I had the distinct impression that AL was fairly liberal, but maybe that's just me.

Anonymous said...

I think we're in the world where anyone not on the radical left is a right wing zealot.

Anonymous said...

If there were a penalty for speaking over the brain limit, "professor" McKooK would be in jail for a very long time.

She was "threatened" by free speech?

What a great example for the brave ALA, leading the way against international cake-overeaters...

Anonymous said...

Oh please Anonymous 2:07! There are hundreds of examples of Rosenzweig being belligerent. He's no messenger. It is he & his supporters who are unethical. It's time you all start paying a price for hurting ALA's public image.

Anonymous said...

Anonymous 2:07

You do not speak for "our" profession. I speak for my profession. AL does not speak for "our" profession, she speaks for her's. And most importantly, Mark Rosenzweig DOES NOT speak for "our" profession--he speaks for his. What a horrid thought to think: a profession of Mark Rosenzweig clones.

soren_faust

Anonymous said...

It is interesting to note that when Mark engages in his more Marxist/STTR/PLA diatribes, he resorts ONLY to the ALACOUN listserv, rather than posting his comments the Members Listserv, where he can be answered directly by those in disagreement. Let's face it, he just cannot stand critisism.
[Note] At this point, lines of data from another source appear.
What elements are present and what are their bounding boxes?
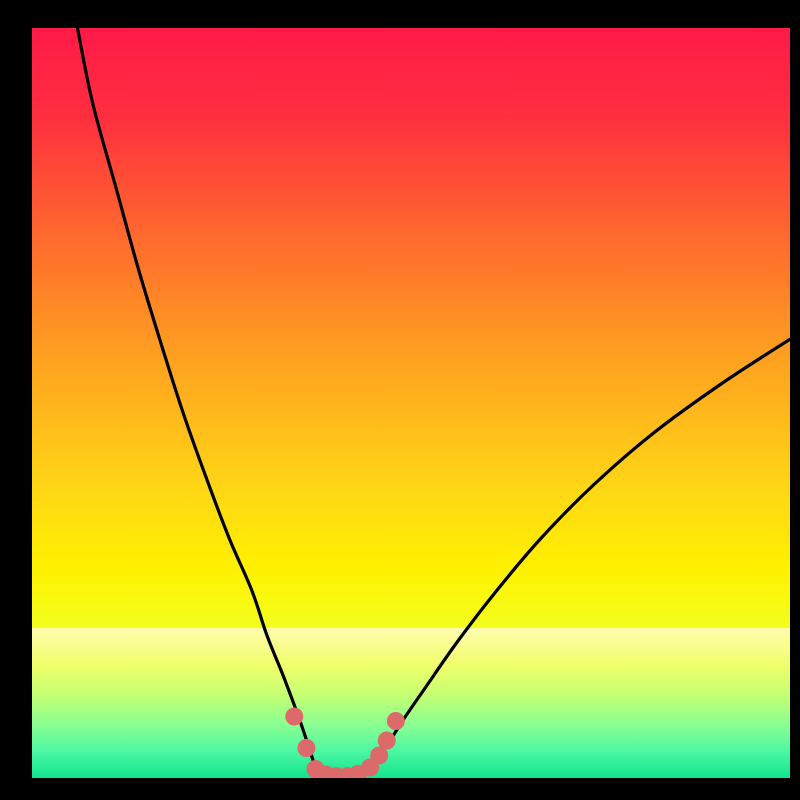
- plot-area: [32, 28, 790, 778]
- frame-right: [790, 0, 800, 800]
- plot-svg: [32, 28, 790, 778]
- marker-dot: [297, 739, 315, 757]
- frame-left: [0, 0, 32, 800]
- stage: TheBottleneck.com: [0, 0, 800, 800]
- marker-dot: [285, 708, 303, 726]
- frame-bottom: [0, 778, 800, 800]
- ground-band: [32, 628, 790, 778]
- marker-dot: [387, 712, 405, 730]
- frame-top: [0, 0, 800, 28]
- marker-dot: [378, 732, 396, 750]
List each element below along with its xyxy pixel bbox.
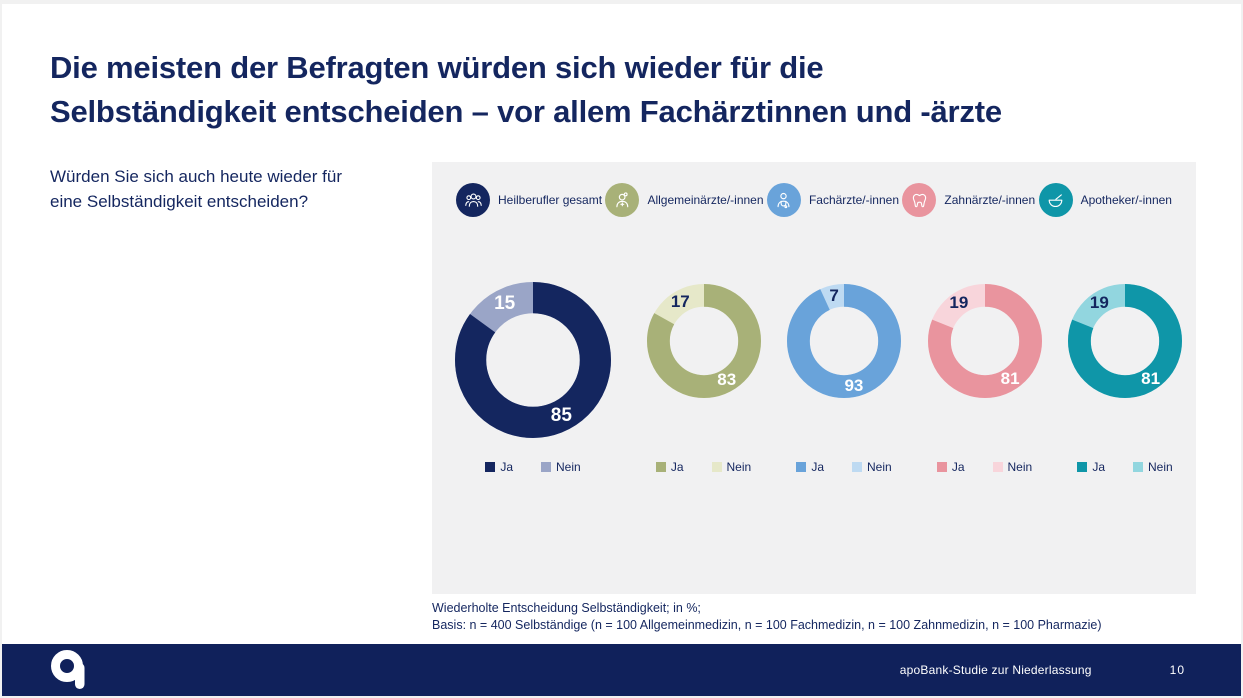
legend-item-zahnaerzte: Zahnärzte/-innen xyxy=(902,183,1035,217)
footer-study-label: apoBank-Studie zur Niederlassung xyxy=(899,663,1092,677)
footnote-line1: Wiederholte Entscheidung Selbständigkeit… xyxy=(432,601,701,615)
donut-chart-apotheker: 81 19 xyxy=(1068,284,1182,398)
donut-chart-zahnaerzte: 81 19 xyxy=(927,284,1042,398)
nein-swatch xyxy=(852,462,862,472)
ja-nein-legend: Ja Nein xyxy=(485,460,581,474)
legend-label: Zahnärzte/-innen xyxy=(944,193,1036,207)
donuts-row: 85 15 Ja Nein 83 17 xyxy=(432,282,1196,474)
legend-item-heilberufler: Heilberufler gesamt xyxy=(456,183,602,217)
donut-value-ja: 93 xyxy=(844,375,864,395)
donut-group-zahnaerzte: 81 19 Ja Nein xyxy=(915,282,1055,474)
footer-bar: apoBank-Studie zur Niederlassung 10 xyxy=(2,644,1241,696)
legend-entry-nein: Nein xyxy=(541,460,581,474)
chart-panel: Heilberufler gesamt Allgemeinärzte/-inne… xyxy=(432,162,1196,594)
ja-nein-legend: Ja Nein xyxy=(655,460,752,474)
donut-ring xyxy=(1068,284,1182,398)
group-legend: Heilberufler gesamt Allgemeinärzte/-inne… xyxy=(432,183,1196,217)
ja-nein-legend: Ja Nein xyxy=(796,460,892,474)
donut-value-nein: 7 xyxy=(829,286,839,306)
nein-swatch xyxy=(1133,462,1143,472)
legend-entry-ja: Ja xyxy=(1077,460,1105,474)
legend-label: Apotheker/-innen xyxy=(1080,193,1172,207)
nein-label: Nein xyxy=(1007,460,1033,474)
ja-swatch xyxy=(936,462,947,472)
nein-label: Nein xyxy=(726,460,752,474)
ja-nein-legend: Ja Nein xyxy=(1077,460,1173,474)
ja-swatch xyxy=(655,462,666,472)
tooth-icon xyxy=(902,183,937,217)
donut-group-apotheker: 81 19 Ja Nein xyxy=(1055,282,1195,474)
ja-label: Ja xyxy=(811,460,824,474)
ja-swatch xyxy=(796,462,807,472)
ja-swatch xyxy=(1077,462,1088,472)
legend-entry-ja: Ja xyxy=(485,460,513,474)
ja-nein-legend: Ja Nein xyxy=(936,460,1033,474)
ja-label: Ja xyxy=(670,460,684,474)
legend-entry-nein: Nein xyxy=(711,460,752,474)
legend-item-apotheker: Apotheker/-innen xyxy=(1038,183,1172,217)
legend-entry-ja: Ja xyxy=(796,460,824,474)
nein-label: Nein xyxy=(556,460,581,474)
donut-ring xyxy=(646,284,761,398)
footnotes: Wiederholte Entscheidung Selbständigkeit… xyxy=(432,600,1212,633)
legend-entry-nein: Nein xyxy=(1133,460,1173,474)
legend-label: Fachärzte/-innen xyxy=(808,193,899,207)
apobank-logo xyxy=(51,650,85,689)
legend-entry-ja: Ja xyxy=(655,460,684,474)
donut-chart-heilberufler: 85 15 xyxy=(455,282,611,438)
footnote-line2: Basis: n = 400 Selbständige (n = 100 All… xyxy=(432,617,1102,632)
legend-entry-nein: Nein xyxy=(852,460,892,474)
donut-group-fachaerzte: 93 7 Ja Nein xyxy=(774,282,914,474)
legend-entry-nein: Nein xyxy=(992,460,1033,474)
donut-ring xyxy=(455,282,611,438)
question-text: Würden Sie sich auch heute wieder für ei… xyxy=(50,167,342,211)
legend-entry-ja: Ja xyxy=(936,460,965,474)
nein-swatch xyxy=(711,462,722,472)
donut-value-ja: 81 xyxy=(1000,368,1020,388)
donut-ring xyxy=(787,284,901,398)
people-group-icon xyxy=(456,183,490,217)
slide-title: Die meisten der Befragten würden sich wi… xyxy=(50,50,1002,129)
nein-swatch xyxy=(992,462,1003,472)
donut-value-nein: 19 xyxy=(949,293,969,313)
donut-group-allgemeinaerzte: 83 17 Ja Nein xyxy=(634,282,774,474)
donut-value-ja: 85 xyxy=(550,404,572,426)
donut-value-nein: 19 xyxy=(1089,293,1109,313)
nein-swatch xyxy=(541,462,551,472)
donut-value-nein: 15 xyxy=(494,293,516,315)
donut-chart-allgemeinaerzte: 83 17 xyxy=(646,284,761,398)
nurse-icon xyxy=(605,183,640,217)
donut-ring xyxy=(927,284,1042,398)
legend-label: Heilberufler gesamt xyxy=(498,193,603,207)
mortar-pestle-icon xyxy=(1038,183,1073,217)
legend-item-allgemeinaerzte: Allgemeinärzte/-innen xyxy=(605,183,764,217)
page-number: 10 xyxy=(1169,663,1185,677)
donut-chart-fachaerzte: 93 7 xyxy=(787,284,901,398)
donut-value-ja: 81 xyxy=(1141,368,1161,388)
ja-label: Ja xyxy=(951,460,965,474)
doctor-icon xyxy=(766,183,801,217)
ja-label: Ja xyxy=(500,460,513,474)
donut-value-nein: 17 xyxy=(670,291,690,311)
legend-item-fachaerzte: Fachärzte/-innen xyxy=(766,183,899,217)
nein-label: Nein xyxy=(1148,460,1173,474)
ja-swatch xyxy=(485,462,496,472)
legend-label: Allgemeinärzte/-innen xyxy=(647,193,764,207)
donut-group-heilberufler: 85 15 Ja Nein xyxy=(433,282,633,474)
donut-value-ja: 83 xyxy=(717,370,737,390)
nein-label: Nein xyxy=(867,460,892,474)
ja-label: Ja xyxy=(1092,460,1105,474)
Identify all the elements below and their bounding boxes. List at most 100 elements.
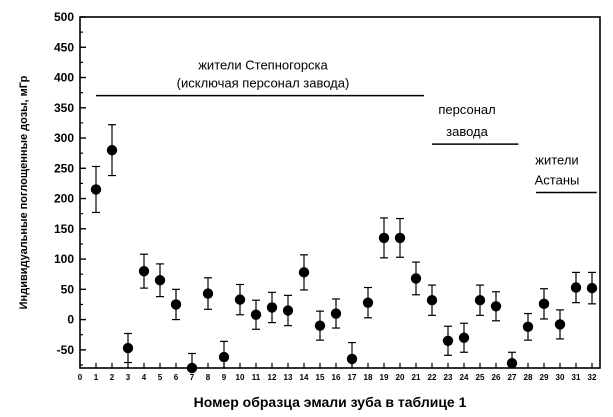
point-marker <box>458 332 470 343</box>
point-marker <box>442 335 454 346</box>
x-tick-label: 26 <box>492 373 501 382</box>
x-tick-label: 5 <box>158 373 163 382</box>
point-marker <box>202 288 214 299</box>
data-point <box>186 352 198 374</box>
x-tick-label: 2 <box>110 373 115 382</box>
data-point <box>426 284 438 316</box>
x-tick-label: 18 <box>364 373 373 382</box>
point-marker <box>314 320 326 331</box>
x-tick-label: 3 <box>126 373 131 382</box>
x-tick-label: 28 <box>524 373 533 382</box>
data-point <box>522 312 534 341</box>
y-tick-label: 350 <box>54 101 74 115</box>
point-marker <box>346 353 358 365</box>
annotation-label: жители <box>535 153 578 168</box>
x-tick-label: 19 <box>380 373 389 382</box>
data-point <box>282 294 294 327</box>
y-tick-label: 250 <box>54 161 74 175</box>
data-point <box>138 253 150 289</box>
x-tick-label: 10 <box>236 373 245 382</box>
point-marker <box>570 282 582 293</box>
point-marker <box>394 232 406 244</box>
point-marker <box>426 295 438 306</box>
y-axis-ticks: -50 0 50 100 150 200 250 300 350 400 450 500 <box>54 10 86 366</box>
x-tick-label: 13 <box>284 373 293 382</box>
y-tick-label: 450 <box>54 40 74 54</box>
x-tick-label: 23 <box>444 373 453 382</box>
data-point <box>538 288 550 320</box>
data-point <box>378 217 390 259</box>
x-tick-label: 22 <box>428 373 437 382</box>
y-tick-label: 0 <box>67 313 74 327</box>
point-marker <box>250 309 262 320</box>
point-marker <box>218 351 230 363</box>
data-point <box>362 286 374 319</box>
data-point <box>154 263 166 298</box>
y-tick-label: 200 <box>54 192 74 206</box>
data-point <box>122 332 134 364</box>
axes <box>79 16 601 369</box>
point-marker <box>138 265 150 277</box>
point-marker <box>522 321 534 333</box>
x-tick-label: 31 <box>572 373 581 382</box>
x-tick-label: 30 <box>556 373 565 382</box>
x-axis-ticks: 0 1 2 3 4 5 6 7 8 9 10 11 12 13 14 15 16 17 18 19 20 21 22 23 24… <box>78 363 597 382</box>
x-tick-label: 20 <box>396 373 405 382</box>
point-marker <box>362 297 374 308</box>
x-tick-label: 1 <box>94 373 99 382</box>
x-tick-label: 8 <box>206 373 211 382</box>
annotation-label: персонал <box>438 102 495 117</box>
data-point <box>394 217 406 258</box>
data-point <box>234 283 246 316</box>
x-tick-label: 16 <box>332 373 341 382</box>
y-axis-label: Индивидуальные поглощенные дозы, мГр <box>18 75 30 309</box>
point-marker <box>186 362 198 374</box>
group-annotations: жители Степногорска (исключая персонал за… <box>96 58 597 194</box>
data-point <box>506 351 518 369</box>
point-marker <box>90 184 102 195</box>
data-point <box>474 284 486 316</box>
data-point <box>586 271 598 305</box>
x-tick-label: 25 <box>476 373 485 382</box>
x-tick-label: 6 <box>174 373 179 382</box>
point-marker <box>266 302 278 313</box>
x-tick-label: 7 <box>190 373 195 382</box>
data-point <box>90 165 102 214</box>
x-tick-label: 21 <box>412 373 421 382</box>
data-point <box>170 288 182 321</box>
point-marker <box>554 319 566 330</box>
x-tick-label: 24 <box>460 373 469 382</box>
point-marker <box>234 294 246 305</box>
annotation-label: (исключая персонал завода) <box>177 76 350 91</box>
data-point <box>298 254 310 291</box>
x-tick-label: 11 <box>252 373 261 382</box>
point-marker <box>154 275 166 286</box>
y-tick-label: 300 <box>54 131 74 145</box>
data-point <box>202 277 214 310</box>
point-marker <box>490 301 502 312</box>
data-point <box>314 310 326 341</box>
x-tick-label: 0 <box>78 373 83 382</box>
data-point <box>330 298 342 329</box>
point-marker <box>378 232 390 244</box>
x-axis-label: Номер образца эмали зуба в таблице 1 <box>194 394 467 410</box>
y-tick-label: 400 <box>54 71 74 85</box>
annotation-label: жители Степногорска <box>198 58 328 73</box>
x-tick-label: 9 <box>222 373 227 382</box>
x-tick-label: 32 <box>588 373 597 382</box>
point-marker <box>298 267 310 278</box>
data-point <box>458 322 470 353</box>
data-point <box>346 341 358 368</box>
y-tick-label: 150 <box>54 222 74 236</box>
data-points <box>90 124 598 374</box>
annotation-label: завода <box>446 124 488 139</box>
point-marker <box>330 308 342 319</box>
data-point <box>490 291 502 322</box>
data-point <box>250 299 262 330</box>
point-marker <box>282 305 294 316</box>
y-tick-label: 50 <box>61 282 75 296</box>
data-point <box>570 271 582 304</box>
annotation-label: Астаны <box>535 173 580 188</box>
data-point <box>218 340 230 368</box>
He's writing to Council, but NOT to the other members of ALA

Simply stated, he's a garden variety bully who hides behind a Listserv that is only open for other Councilors to reply to his ranting.

Anonymous said...

All the Anonymous rants are pap. At least McClay, Rosenzweig and McCook are willing to stand up for what they believe.
The rest of us are weenies.

DC said...

To: Annonymous said (8:29 p.m.)

Exactly what is keeping YOU from taking the discussion to the ALA MemberForum. Mark posted to the ALA Council List and SRRT (correct acronym)List. Both are open for anyone to read so it is hardly hidden.

Anonymous said...

Anonymous 9:15pm said:

"All the Anonymous rants are pap. At least McClay, Rosenzweig and McCook are willing to stand up for what they believe. The rest of us are weenies."

The difference is, when McClay stands up for what he believes in, Rosenzweig & McCook contact his employer (or threaten to) to complain. They call him "racist," "hateful," etc. They try to intimidate him, smear him, silence him. It is they who are intolerant, not Greg.